Caitlin Dickerson is a national immigration reporter based in New York. Since joining The Times in 2016, she has broken news about changes in deportation and detention policy, and profiled the lives of immigrants, including those without legal status. She frequently appears as a guest on “The Daily” podcast, and has filled in as its host.
Alex Lewis is an independent radio producer and musician based in Philadelphia, PA. He’s currently the Senior Producer of Saturday Night & Sunday Morning: The Gospel Roots of Rock & Soul – an audio documentary project with WXPN and The Dig, a podcast from Jacobin Magazine. For the past decade, he’s made radio features and audio documentaries for public radio programs and podcasts. Recently, he was the Lead Producer of Every ZIP Philadelphia, a Localore: Finding America collaboration with AIR and WHYY.
Tobin Low is the co-host and co-managing editor of Nancy. He also served as a producer on the first season of More Perfect. His work has appeared on Marketplace, Studio 360, and the Codebreaker podcast. Tobin is a graduate of the Transom Story Workshop, and was selected by the Association of Independents in Radio to be a New Voices Scholar in 2014. Special skills include moderate circus tricks and a truly awful British accent.

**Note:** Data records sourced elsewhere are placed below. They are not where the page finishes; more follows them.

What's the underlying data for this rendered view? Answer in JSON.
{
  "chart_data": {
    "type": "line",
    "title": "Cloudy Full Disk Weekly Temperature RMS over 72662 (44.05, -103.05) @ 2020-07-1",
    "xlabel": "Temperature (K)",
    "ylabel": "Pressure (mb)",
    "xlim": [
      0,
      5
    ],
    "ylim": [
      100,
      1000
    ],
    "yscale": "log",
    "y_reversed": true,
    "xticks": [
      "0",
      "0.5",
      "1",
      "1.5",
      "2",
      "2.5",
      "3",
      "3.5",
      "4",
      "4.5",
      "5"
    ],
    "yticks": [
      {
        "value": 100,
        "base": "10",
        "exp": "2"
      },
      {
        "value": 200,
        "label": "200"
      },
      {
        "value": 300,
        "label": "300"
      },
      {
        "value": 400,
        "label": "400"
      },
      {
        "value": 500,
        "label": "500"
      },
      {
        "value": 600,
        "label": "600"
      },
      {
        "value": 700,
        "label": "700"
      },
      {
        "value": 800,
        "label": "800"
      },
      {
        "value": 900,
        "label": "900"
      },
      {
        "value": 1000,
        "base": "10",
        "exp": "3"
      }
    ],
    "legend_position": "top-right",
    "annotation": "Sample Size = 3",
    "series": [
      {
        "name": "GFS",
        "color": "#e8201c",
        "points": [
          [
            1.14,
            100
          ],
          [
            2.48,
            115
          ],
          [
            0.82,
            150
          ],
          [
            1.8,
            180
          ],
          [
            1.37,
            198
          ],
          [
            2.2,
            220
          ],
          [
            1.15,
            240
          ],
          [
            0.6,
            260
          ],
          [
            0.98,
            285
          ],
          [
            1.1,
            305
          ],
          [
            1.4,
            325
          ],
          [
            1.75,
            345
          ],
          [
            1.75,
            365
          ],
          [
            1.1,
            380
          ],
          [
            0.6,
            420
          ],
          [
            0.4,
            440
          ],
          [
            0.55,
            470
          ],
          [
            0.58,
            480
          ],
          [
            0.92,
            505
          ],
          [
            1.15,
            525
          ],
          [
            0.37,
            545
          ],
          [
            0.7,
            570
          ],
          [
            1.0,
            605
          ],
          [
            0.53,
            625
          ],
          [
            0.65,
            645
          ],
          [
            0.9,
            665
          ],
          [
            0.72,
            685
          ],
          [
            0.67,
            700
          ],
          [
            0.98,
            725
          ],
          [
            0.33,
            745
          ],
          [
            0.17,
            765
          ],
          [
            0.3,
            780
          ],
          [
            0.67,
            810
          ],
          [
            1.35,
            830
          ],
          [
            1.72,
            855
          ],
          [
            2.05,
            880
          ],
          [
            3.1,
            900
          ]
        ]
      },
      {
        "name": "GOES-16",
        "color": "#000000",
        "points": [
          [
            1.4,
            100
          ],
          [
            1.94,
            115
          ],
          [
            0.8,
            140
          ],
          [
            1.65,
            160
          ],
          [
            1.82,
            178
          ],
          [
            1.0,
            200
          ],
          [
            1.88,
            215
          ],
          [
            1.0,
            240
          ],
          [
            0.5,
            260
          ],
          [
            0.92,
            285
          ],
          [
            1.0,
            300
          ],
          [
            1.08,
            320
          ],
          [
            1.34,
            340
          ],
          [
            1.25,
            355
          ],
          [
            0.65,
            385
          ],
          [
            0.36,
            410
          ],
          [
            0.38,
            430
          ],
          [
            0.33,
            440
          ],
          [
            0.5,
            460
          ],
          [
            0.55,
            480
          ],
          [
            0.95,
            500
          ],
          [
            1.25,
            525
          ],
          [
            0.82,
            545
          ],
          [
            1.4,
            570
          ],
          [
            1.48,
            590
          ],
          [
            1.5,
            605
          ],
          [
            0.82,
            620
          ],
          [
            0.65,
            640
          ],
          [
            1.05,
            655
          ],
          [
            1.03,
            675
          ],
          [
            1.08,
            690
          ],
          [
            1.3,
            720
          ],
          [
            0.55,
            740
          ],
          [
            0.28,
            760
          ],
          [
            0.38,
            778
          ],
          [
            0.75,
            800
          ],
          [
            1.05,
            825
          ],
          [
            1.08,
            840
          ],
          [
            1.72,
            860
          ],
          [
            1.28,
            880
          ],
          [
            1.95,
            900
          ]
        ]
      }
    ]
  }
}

Alison S. M. Kobayashi is a visual artist working in video, performance, installation and drawing. She has exhibited and screened work widely in North America and overseas at venues such as Hallwalls Contemporary Art Center, Jakarta International Film Festival, The Power Plant Contemporary, Anthology Film Archives, Bilbao International Film Festival, and The Flaherty International Film Seminar. In 2012 she was commissioned by Les Subsistances (Lyon, France) to develop and stage her first live performance. Her most recent project is the extremely popular performance Say Something Bunny!, based on two audio spools hidden inside an obsolete wire recorder purchased at an estate sale. She was born and raised in Mississauga, Ontario and is currently based in Brooklyn.